The next day, the 13th, we had a lazy day going north to the Bahia de los Muertos to anchor. This is large lovely bay. There were probably 25 sail boats there, a portion of the Baja Haha fleet, but there was plenty of room for all. The real estate developers have been busy here and there are a number of very large houses and one resort on the bay. For development purposes, they have changed the name to Bahia de las Suenas (Bay of dreams). Whatever the name, it is a lovely spot. As has become our habit, Earl turned on the blue underwater lights at dark. Boy did we have a fish show, a school of 10 inch fish, which sort of put us off swimming for a while.

That night the wind came up from the Southwest. This was our first exposure to the Coromuel, an evening phenomenon in the La Paz area. Based on the radio chatter, some of the sailors anchored near us, found it intimidating. They agreed that a northern, expected later in the week, had come in early. I am not sure how they got there in the face of a SW wind.

That day, the 14th, we took off and headed north. We had a bumpy ride to start with. We went through a narrow pass between the Isla Espiritu Santo and the Baja (Canal San Lorenzo) and then headed south toward La Paz. We stopped about 15 or 20 miles from La Paz at a charming little cove behind Isla Lobos.
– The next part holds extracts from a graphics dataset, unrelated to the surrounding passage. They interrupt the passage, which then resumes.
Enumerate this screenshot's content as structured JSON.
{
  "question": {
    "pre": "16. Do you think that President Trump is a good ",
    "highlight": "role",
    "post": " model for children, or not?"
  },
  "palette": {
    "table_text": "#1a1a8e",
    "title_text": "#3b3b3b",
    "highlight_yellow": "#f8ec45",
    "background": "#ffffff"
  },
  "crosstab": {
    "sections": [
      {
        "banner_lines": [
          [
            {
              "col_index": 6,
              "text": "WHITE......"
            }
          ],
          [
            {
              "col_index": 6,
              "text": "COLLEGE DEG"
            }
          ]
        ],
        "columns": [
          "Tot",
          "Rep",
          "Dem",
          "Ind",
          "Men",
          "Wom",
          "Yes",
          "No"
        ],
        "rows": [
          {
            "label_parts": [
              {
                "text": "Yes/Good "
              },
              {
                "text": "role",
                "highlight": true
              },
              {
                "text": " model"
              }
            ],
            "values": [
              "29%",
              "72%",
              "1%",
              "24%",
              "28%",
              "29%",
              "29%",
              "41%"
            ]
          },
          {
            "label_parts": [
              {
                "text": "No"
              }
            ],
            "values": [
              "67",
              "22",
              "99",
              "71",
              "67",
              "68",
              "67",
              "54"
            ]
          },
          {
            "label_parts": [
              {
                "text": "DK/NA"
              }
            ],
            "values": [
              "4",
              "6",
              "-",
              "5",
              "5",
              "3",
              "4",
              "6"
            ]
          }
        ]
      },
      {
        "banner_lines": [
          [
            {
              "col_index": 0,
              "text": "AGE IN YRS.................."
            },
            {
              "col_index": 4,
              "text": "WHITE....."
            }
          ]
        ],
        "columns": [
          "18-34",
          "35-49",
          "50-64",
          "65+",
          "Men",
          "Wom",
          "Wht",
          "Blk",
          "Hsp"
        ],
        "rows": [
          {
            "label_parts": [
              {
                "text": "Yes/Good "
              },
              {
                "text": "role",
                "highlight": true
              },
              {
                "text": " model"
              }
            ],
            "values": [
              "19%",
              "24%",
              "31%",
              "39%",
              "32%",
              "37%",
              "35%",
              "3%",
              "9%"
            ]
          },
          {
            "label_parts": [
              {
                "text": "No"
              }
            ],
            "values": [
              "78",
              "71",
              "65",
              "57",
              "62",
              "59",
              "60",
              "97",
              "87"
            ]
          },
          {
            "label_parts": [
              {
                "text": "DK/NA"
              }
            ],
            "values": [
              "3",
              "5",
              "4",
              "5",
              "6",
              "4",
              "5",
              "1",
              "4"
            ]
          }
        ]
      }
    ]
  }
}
We had it pretty much to ourselves other than a sail boat anchored in another arm of the cove. The water was so clear that we could see our anchor on the bottom. Joan and Clark took a dingy ride. Earl and I rinsed off the boat. The water is very salty here and the short time we here in bouncy water had left a considerable deposit on the boat. We could brush it off with our fingers and Joan and I were tempted to scrape some off into bags and present our friends with bags of sea salt. Afterwards we all went for a swim – it was wonderful. After dinner, Joan and I went in again, without suits, and it was delicious. I had my first experience with phosphorescence. It is very cool. When you move your arms and legs through the water, you can see little flashes of light, like 4 of July sparklers. It is very cool. We were a little melancholy that this was our last night anchoring out with the Scarboros. Our trip from San Diego has gone too quickly. Clark, Joan and I went for a swim the morning of the 15th before heading for La Paz. It was so wonderful that we did not want it get out. Clark especially loves swimming in the sea, and it will be awhile before his next opportunity.
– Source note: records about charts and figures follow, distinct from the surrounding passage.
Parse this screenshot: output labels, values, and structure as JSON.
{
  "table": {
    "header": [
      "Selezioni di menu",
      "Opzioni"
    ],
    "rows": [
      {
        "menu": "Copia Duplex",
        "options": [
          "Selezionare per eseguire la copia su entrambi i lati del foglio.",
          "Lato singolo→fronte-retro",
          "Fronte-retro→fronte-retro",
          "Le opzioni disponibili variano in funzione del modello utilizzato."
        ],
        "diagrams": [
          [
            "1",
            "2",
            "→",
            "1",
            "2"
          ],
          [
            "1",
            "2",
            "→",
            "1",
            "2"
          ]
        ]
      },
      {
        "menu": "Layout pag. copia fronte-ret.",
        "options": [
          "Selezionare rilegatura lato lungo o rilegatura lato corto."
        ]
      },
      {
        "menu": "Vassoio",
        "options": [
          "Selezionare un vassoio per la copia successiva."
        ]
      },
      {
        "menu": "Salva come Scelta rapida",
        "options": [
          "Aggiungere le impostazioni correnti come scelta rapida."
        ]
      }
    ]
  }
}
By noon of the 15th, we were tied up at the dock in the Costa Baja Marina, and at the end of the journey part of our trip. From now on we will ‘cruising’ with much less of a fixed target. We splurged, eating out both lunch and dinner. For lunch, we ate at a lovely little open air place on the beach. Dinner we took the shuttle bus into town and had dinner at Las Tres Virgenes, a charming restaurant in the courtyard of an old building. Heavenly!

Today, the 16th, Happy Birthday to Brian. We are off to check out the Mercado later and replenish our veggie supply.